First, it is telling, not showing.
Second, it is by Wallace Stegner, from his Pulitzer Prize winning novel, "Angel Of Repose."
Third, The publisher is Penquin.

Never let the rule, "show -don't-tell," get in the way of your writing Just avoid boring people


Jay Greenstein
Posted: Friday, March 9, 2012 10:53 PM
Exposition is the thread with which you stitch scenes together, and add background detail.

The problem with authorial intrusion is that since it's of necessity author centric it's dispassionate. But the summation you're talking about is a report, and reports are, by nature dispassionate.

The question of showing and telling arises because telling is in the author's voice and is a POV break. After all, the author can't be on the scene with the characters, so every time you speak the scene clock stops and the reader is transported to your home rather than being on the scene where the action is taking place.

The thing to ask yourself is if the information you're giving is necessary in order to begin reading the next scene with context, or if it can be fed in, as needed, as part of the conversation or action.


Stephen CWP
Posted: Sunday, March 11, 2012 9:03 AM
Joined: 11/18/2011
Posts: 2


Never include anything that does not have a place of importance in the story and progress it.
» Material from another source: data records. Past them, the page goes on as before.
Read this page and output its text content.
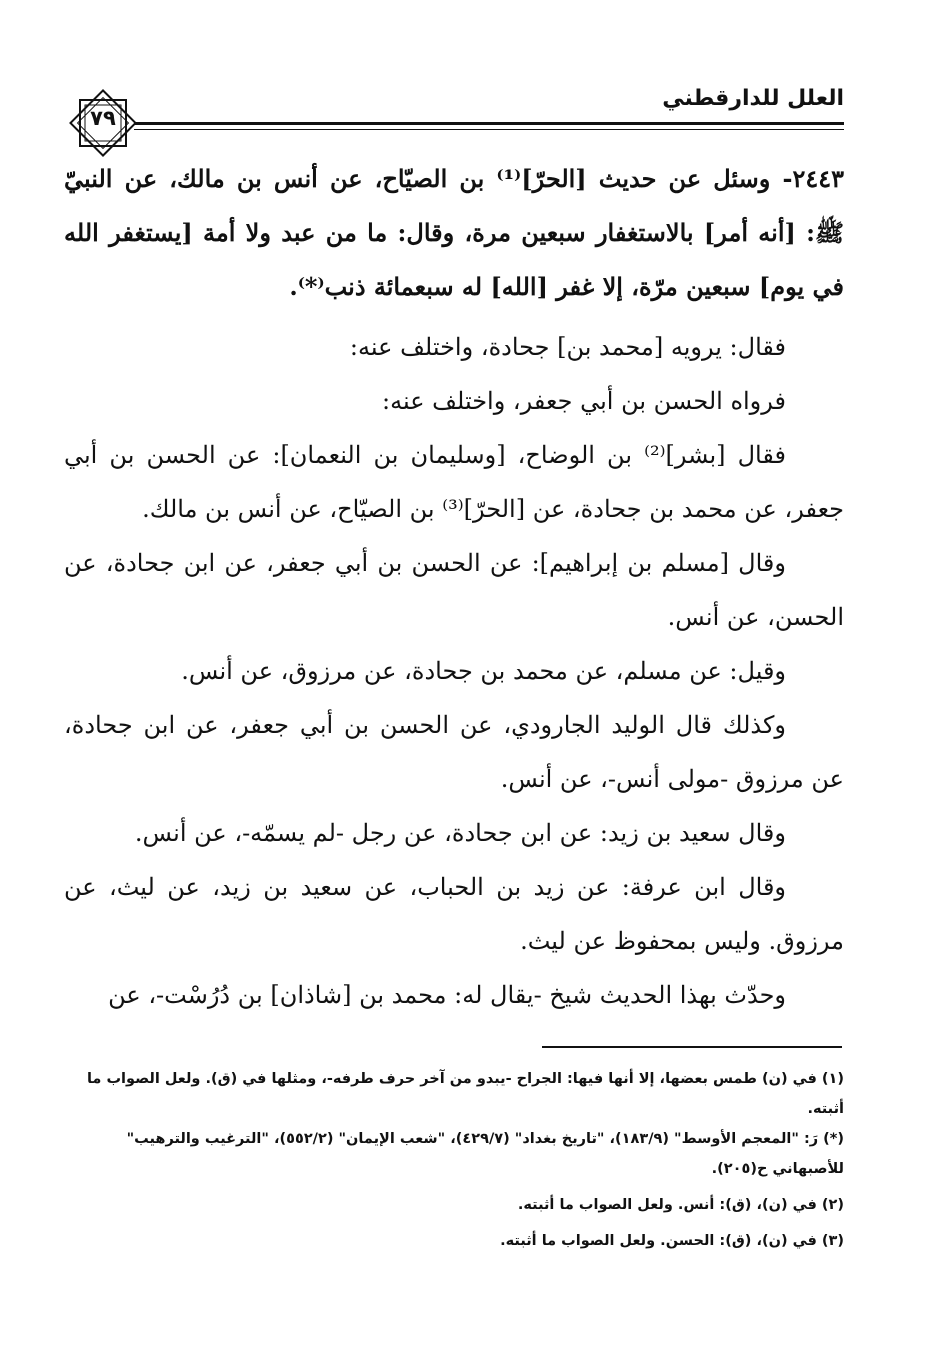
العلل للدارقطني
٧٩

٢٤٤٣- وسئل عن حديث [الحرّ]⁽¹⁾ بن الصيّاح، عن أنس بن مالك، عن النبيّ ﷺ: [أنه أمر] بالاستغفار سبعين مرة، وقال: ما من عبد ولا أمة [يستغفر الله في يوم] سبعين مرّة، إلا غفر [الله] له سبعمائة ذنب⁽*⁾.

فقال: يرويه [محمد بن] جحادة، واختلف عنه:

فرواه الحسن بن أبي جعفر، واختلف عنه:

فقال [بشر]⁽²⁾ بن الوضاح، [وسليمان بن النعمان]: عن الحسن بن أبي جعفر، عن محمد بن جحادة، عن [الحرّ]⁽³⁾ بن الصيّاح، عن أنس بن مالك.

وقال [مسلم بن إبراهيم]: عن الحسن بن أبي جعفر، عن ابن جحادة، عن الحسن، عن أنس.

وقيل: عن مسلم، عن محمد بن جحادة، عن مرزوق، عن أنس.

وكذلك قال الوليد الجارودي، عن الحسن بن أبي جعفر، عن ابن جحادة، عن مرزوق -مولى أنس-، عن أنس.

وقال سعيد بن زيد: عن ابن جحادة، عن رجل -لم يسمّه-، عن أنس.

وقال ابن عرفة: عن زيد بن الحباب، عن سعيد بن زيد، عن ليث، عن مرزوق. وليس بمحفوظ عن ليث.

وحدّث بهذا الحديث شيخ -يقال له: محمد بن [شاذان] بن دُرُسْت-، عن

(١) في (ن) طمس بعضها، إلا أنها فيها: الجراح -يبدو من آخر حرف طرفه-، ومثلها في (ق). ولعل الصواب ما أثبته.

(*) رَ: "المعجم الأوسط" (١٨٣/٩)، "تاريخ بغداد" (٤٢٩/٧)، "شعب الإيمان" (٥٥٢/٢)، "الترغيب والترهيب" للأصبهاني ح(٢٠٥).

(٢) في (ن)، (ق): أنس. ولعل الصواب ما أثبته.

(٣) في (ن)، (ق): الحسن. ولعل الصواب ما أثبته.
How much you can tell or show also depends a lot on what sort of story it is you are writing.
Alexander Hollins
Posted: Tuesday, March 13, 2012 6:44 PM
Joined: 3/13/2011
Posts: 416


Can you make a scene with some auxillary characters?

Or hell, have her watch some news broadcasts.


Lew Yedwab
Posted: Tuesday, October 1, 2013 6:11 PM
Joined: 10/1/2013
Posts: 3


Dang; sorry to see that this discussion has been idle for so long. This issue in my own writing is one of my leading sleep-stealers. 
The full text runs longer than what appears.